CONFLICTS OF INTEREST
The authors declare that they have no conflict of interest.
ACKNOWLEDGMENTS AND GRANT SUPPORT
This work is supported by National Natural Science Foundation of China No: 81274138 and 81473289 (to H. Naranmandura), Zhejiang Provincial Natural Science Foundation of China No. R2110231 (to H. Naranmandura), Zhejiang University K.P. Chao’s High Technology Development Foundation No.2013RC026 (to H. Naranmandura), Scientific and Technological of Zhejiang Province No. 2015C33154 (to H. Naranmandura), Health Bureau of Zhejiang Province Foundation, China No.WKJ-ZJ-1512 (to H. Naranmandura), Zhejiang Provincial Program for the Cultivation of Medical Rookies and National High-tech Research and Development Program of China No.SS2012AA020203 (to J. Zhou).

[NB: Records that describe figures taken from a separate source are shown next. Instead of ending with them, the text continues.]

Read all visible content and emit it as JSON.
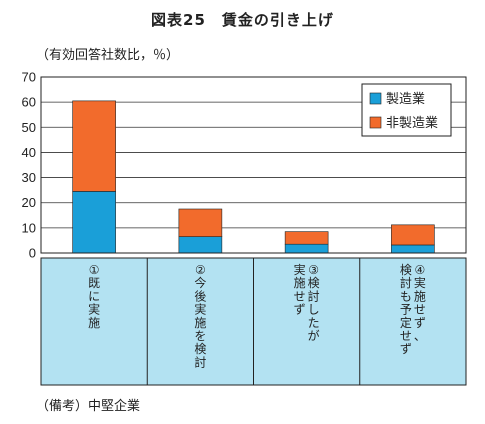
{
  "chart_data": {
    "type": "bar",
    "stacked": true,
    "title": "図表25　賃金の引き上げ",
    "unit_label": "（有効回答社数比，％）",
    "note": "（備考）中堅企業",
    "categories": [
      [
        "①",
        "既",
        "に",
        "実",
        "施"
      ],
      [
        "②",
        "今",
        "後",
        "実",
        "施",
        "を",
        "検",
        "討"
      ],
      [
        "③",
        "検",
        "討",
        "し",
        "た",
        "が",
        "実",
        "施",
        "せ",
        "ず"
      ],
      [
        "④",
        "実",
        "施",
        "せ",
        "ず",
        "、",
        "検",
        "討",
        "も",
        "予",
        "定",
        "せ",
        "ず"
      ]
    ],
    "series": [
      {
        "name": "製造業",
        "color": "#1a9fd8",
        "values": [
          24.5,
          6.5,
          3.5,
          3.2
        ]
      },
      {
        "name": "非製造業",
        "color": "#f26b2c",
        "values": [
          36,
          11,
          5,
          8
        ]
      }
    ],
    "ylim": [
      0,
      70
    ],
    "yticks": [
      "0",
      "10",
      "20",
      "30",
      "40",
      "50",
      "60",
      "70"
    ],
    "grid": true,
    "legend_position": "top-right",
    "category_panel_color": "#b3e2f2"
  }
}
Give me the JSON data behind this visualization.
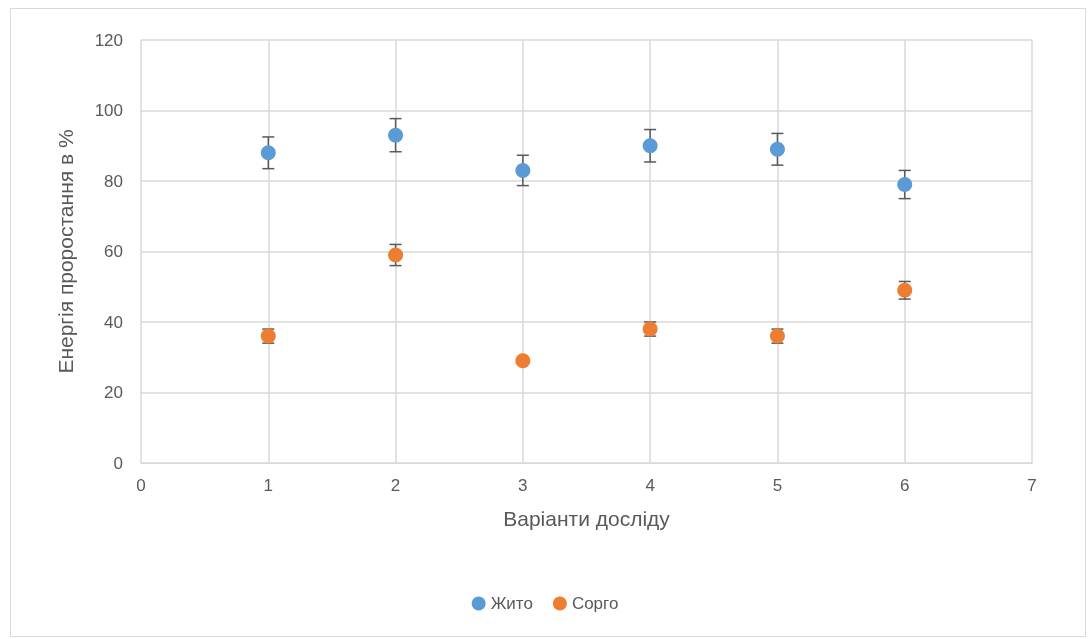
{
  "chart_data": {
    "type": "scatter",
    "xlabel": "Варіанти досліду",
    "ylabel": "Енергія проростання в %",
    "x": [
      1,
      2,
      3,
      4,
      5,
      6
    ],
    "series": [
      {
        "name": "Жито",
        "color": "#5b9bd5",
        "values": [
          88,
          93,
          83,
          90,
          89,
          79
        ],
        "errors": [
          4.5,
          4.7,
          4.3,
          4.6,
          4.5,
          4
        ]
      },
      {
        "name": "Сорго",
        "color": "#ed7d31",
        "values": [
          36,
          59,
          29,
          38,
          36,
          49
        ],
        "errors": [
          2,
          3,
          null,
          2,
          2,
          2.5
        ]
      }
    ],
    "xlim": [
      0,
      7
    ],
    "xticks": [
      0,
      1,
      2,
      3,
      4,
      5,
      6,
      7
    ],
    "ylim": [
      0,
      120
    ],
    "yticks": [
      0,
      20,
      40,
      60,
      80,
      100,
      120
    ],
    "grid": true,
    "legend": "bottom",
    "marker": "circle"
  }
}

ATRA, all-trans retinoic acid; AS3MT, arsenic (+3 oxidation state) methyltransferase; As2O3, arsenic trioxide; iAsIII, arsenite; iAsV, arsenate; APL, acute promyelocytic leukemia, Cyt c, cytochrome c; DMAIII, dimethylarsinous acid; DMAV, dimethylarsinic acid; MMAIII, monomethylarsonous acid; MMAV, monomethylarsonic acid; mPTP, mitochondrial permeability transition pore; HPLC, high performance liquid chromatography; ICP MS, inductively coupled argon plasma mass spectrometry; PML-RARα, Promyelocytic leukemia-Retinoic acid receptor; PML-NBs, PML-nuclear bodies.